That's what I was trying to say.
The soul is the vitality, or life, or a man or animal. The spirit is something that only man and God possesses. Please, don't leave out the Angels, who are spiritual.
An oversight...sorry.
And that begs the unspoken issue: if the spirit is not corruptible, then the spirit will be eternal in some where/when, Heaven or elsewhere. As Christians we are to have a new body, real, physical, but incorruptible ('for we shall not all sleep, but we will be changed, in a moment, in the twinkling of an eye' ...). I take that to mean that our body then will be 'time-transcendent'.
I don't disagree substantially. I think the bible clearly illustrates that our spirit (not soul, or life force) returns to God at death. But I think the bible doesn't explain much about the state of the spirit between death and resurrection other than that death is likened to sleep...i.e. an unconscious state. I also believe that Christians will resurrected with a spiritual body...a body that exists outside of our normal physicality.
The spirit is not the conscious, living being. The spirit is not you. The spirit is the breath of life. The "eternal spirit" of which you speak goes back to God when the person dies. God keeps you in his memory, so in that sense you haven't been destroyed. But you are actually "sleeping", conscious of nothing and doing nothing. That is death.

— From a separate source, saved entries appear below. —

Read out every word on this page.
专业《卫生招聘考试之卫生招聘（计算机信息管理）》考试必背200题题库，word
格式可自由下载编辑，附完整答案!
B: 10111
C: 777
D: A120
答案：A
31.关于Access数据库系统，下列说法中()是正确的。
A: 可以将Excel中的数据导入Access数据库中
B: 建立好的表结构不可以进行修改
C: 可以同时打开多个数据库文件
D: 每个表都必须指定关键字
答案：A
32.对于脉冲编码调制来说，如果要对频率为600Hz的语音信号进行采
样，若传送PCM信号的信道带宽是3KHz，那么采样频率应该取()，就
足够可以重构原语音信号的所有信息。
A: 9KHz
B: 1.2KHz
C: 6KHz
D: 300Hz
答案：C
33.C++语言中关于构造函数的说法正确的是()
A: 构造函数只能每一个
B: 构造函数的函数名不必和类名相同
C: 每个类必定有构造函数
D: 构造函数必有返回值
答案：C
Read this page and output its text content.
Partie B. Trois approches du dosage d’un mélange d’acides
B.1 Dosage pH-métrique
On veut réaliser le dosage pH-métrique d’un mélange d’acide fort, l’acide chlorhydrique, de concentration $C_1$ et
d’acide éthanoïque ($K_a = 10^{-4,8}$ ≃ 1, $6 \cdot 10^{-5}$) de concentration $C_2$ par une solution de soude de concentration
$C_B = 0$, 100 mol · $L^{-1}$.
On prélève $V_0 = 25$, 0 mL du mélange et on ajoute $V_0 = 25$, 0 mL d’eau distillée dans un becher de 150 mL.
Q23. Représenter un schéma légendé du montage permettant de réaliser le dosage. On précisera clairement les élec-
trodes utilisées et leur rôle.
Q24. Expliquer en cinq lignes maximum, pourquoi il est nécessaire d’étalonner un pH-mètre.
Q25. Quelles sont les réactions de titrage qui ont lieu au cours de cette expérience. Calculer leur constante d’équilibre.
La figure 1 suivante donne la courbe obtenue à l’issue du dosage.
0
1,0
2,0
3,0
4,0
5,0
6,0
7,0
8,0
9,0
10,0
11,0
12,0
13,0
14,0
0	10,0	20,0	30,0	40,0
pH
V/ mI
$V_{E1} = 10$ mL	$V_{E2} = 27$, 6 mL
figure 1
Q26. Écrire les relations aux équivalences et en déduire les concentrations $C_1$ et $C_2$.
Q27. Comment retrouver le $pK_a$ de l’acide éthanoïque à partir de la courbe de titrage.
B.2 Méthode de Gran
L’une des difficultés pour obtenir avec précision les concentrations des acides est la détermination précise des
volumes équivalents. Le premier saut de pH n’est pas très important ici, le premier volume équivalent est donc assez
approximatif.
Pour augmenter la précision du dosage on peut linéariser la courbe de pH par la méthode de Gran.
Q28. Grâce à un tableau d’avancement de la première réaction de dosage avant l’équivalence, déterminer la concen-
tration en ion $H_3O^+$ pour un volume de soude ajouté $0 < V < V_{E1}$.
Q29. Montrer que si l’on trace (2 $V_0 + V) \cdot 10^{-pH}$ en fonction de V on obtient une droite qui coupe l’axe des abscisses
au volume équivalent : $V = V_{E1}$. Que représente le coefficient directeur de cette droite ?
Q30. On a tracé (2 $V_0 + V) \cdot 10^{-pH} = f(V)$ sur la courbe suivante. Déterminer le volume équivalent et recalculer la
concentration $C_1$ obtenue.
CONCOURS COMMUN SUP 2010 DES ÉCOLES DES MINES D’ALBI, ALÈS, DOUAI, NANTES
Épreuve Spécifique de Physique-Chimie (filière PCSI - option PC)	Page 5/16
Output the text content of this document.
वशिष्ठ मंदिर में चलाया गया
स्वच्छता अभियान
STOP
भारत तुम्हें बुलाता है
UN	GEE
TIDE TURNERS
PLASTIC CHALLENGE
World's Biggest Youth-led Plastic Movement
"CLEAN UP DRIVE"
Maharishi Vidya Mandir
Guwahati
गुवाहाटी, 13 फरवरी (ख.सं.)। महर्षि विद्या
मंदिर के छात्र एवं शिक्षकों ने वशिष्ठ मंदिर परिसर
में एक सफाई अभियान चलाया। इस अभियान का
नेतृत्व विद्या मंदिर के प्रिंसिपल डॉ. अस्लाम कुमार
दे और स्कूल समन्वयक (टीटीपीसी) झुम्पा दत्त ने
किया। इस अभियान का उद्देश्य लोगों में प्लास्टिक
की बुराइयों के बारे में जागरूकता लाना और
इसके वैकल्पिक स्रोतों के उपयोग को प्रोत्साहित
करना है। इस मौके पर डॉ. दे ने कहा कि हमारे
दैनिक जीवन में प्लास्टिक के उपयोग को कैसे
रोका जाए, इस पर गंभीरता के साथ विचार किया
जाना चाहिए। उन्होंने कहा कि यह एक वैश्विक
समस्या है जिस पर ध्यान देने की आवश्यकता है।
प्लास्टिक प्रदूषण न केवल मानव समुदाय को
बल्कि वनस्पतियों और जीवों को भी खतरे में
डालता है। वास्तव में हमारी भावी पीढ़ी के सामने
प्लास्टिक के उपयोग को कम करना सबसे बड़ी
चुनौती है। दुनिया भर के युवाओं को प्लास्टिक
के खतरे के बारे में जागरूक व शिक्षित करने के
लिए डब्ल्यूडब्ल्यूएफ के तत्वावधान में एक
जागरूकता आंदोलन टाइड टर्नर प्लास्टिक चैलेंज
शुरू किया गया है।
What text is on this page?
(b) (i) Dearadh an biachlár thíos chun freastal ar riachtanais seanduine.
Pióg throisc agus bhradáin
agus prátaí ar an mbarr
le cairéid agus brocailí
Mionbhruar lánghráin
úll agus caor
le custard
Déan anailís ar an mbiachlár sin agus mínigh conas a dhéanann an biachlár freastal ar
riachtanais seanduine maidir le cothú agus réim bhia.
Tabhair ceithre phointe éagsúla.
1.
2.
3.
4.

Psalms 146:4 - "His spirit goes out, he goes back to his ground; in that day his thoughts do perish."
Animals and humans, all living souls, have the same spirit, the same "breath of life".
Eccl. 3:19 - "...and they have the same eventuality. As the one dies, so the other dies, and they all have but one spirit."
As Christians we are to have a new body, real, physical, but incorruptible ('for we shall not all sleep, but we will be changed, in a moment, in the twinkling of an eye' ...). I take that to mean that our body then will be 'time-transcendent'.
But that obviously has nothing to do with what happens when we die now, the subject of the article.